Zusammenfassend lässt sich feststellen, dass die Abschlussquote bei den untersuchten Games im Schnitt tief ist. Die Länge eines Games wirkt sich tendenziell negativ auf die Abschlussquote aus. Die eher tiefe Korrelation lässt vermuten, dass andere Faktoren ebenfalls einen Einfluss auf die Abschlussquote haben.

Wieso werden Games nur selten durchgespielt?

Auch wenn mich meine Erkenntnisse zunächst schockieren, verstehe ich die tendenziell tiefen Abschlussquoten bis zu einem gewissen Grad. Zeit ist ein wertvolles Gut, das mit zunehmendem Alter immer rarer wird. Und es ist ein Fakt, dass der durchschnittliche Gamer immer älter wird – auch in der Schweiz.
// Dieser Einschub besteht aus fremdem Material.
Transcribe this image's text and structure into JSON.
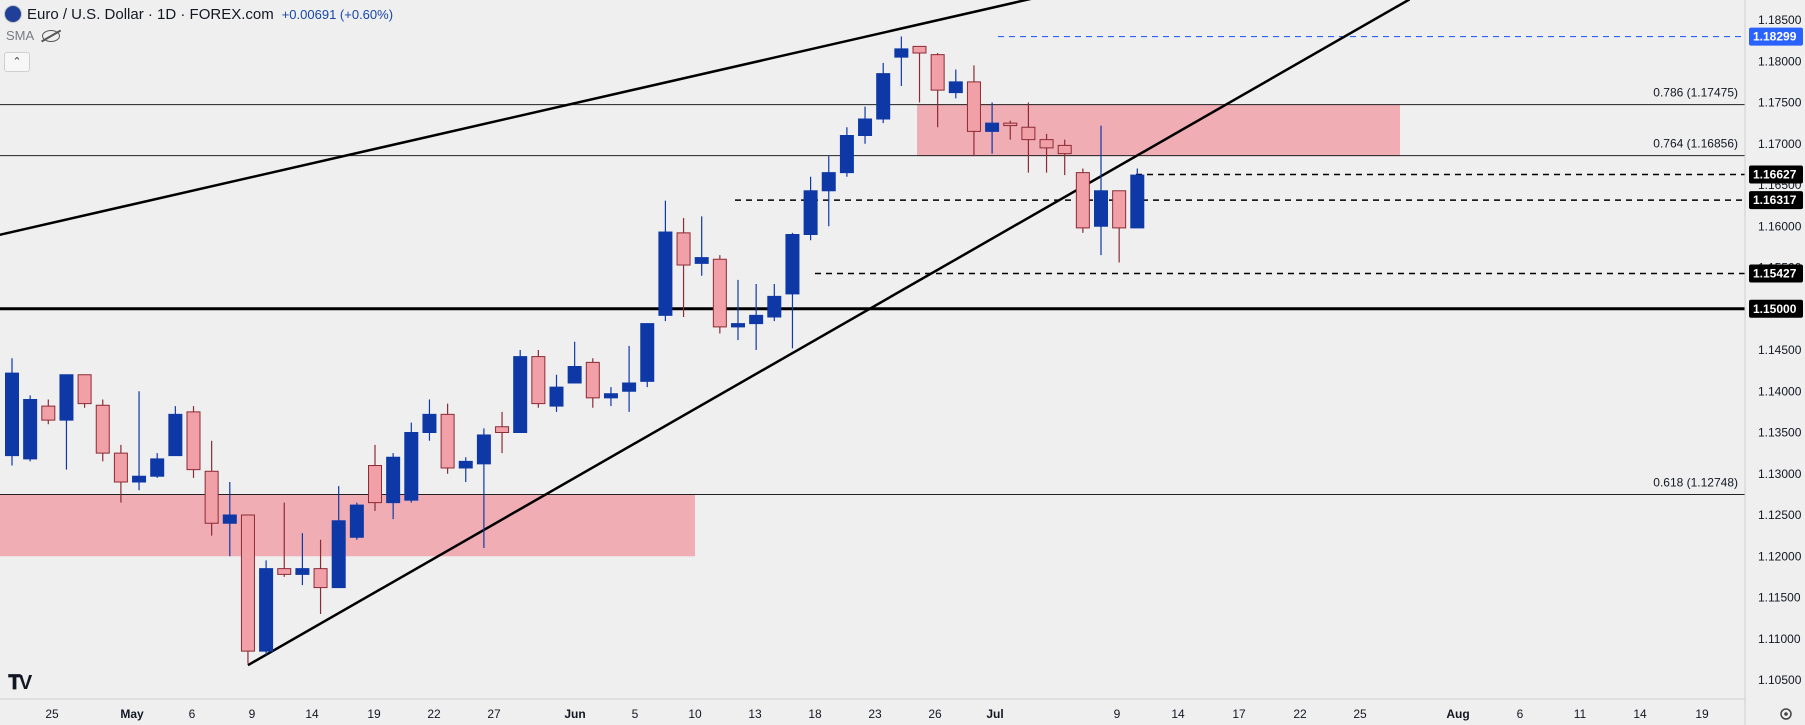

Gemäss einer Studie des LINK-Instituts und der Gaming-Agentur MYI liegt das Durchschnittsalter der Schweizer Gamer bei 39,1 Jahren. Im Schnitt verbringen helvetische Zocker sechs Stunden pro Woche mit ihrem Hobby.

Das wöchentliche Zeitbudget fürs Gamen mag sich zunächst nach viel anhören – setzt man diese Zahl in Relation zu den Spielzeiten der ausgewerteten Spiele, ergibt sich ein anderes Bild. So muss ein Durchschnitts-Gamer rund drei Monate einplanen, um die Story von «Baldur's Gate III» zu beenden. Um wirklich alles vom Game zu sehen, braucht er oder sie rund sieben Monate (!) Zeit.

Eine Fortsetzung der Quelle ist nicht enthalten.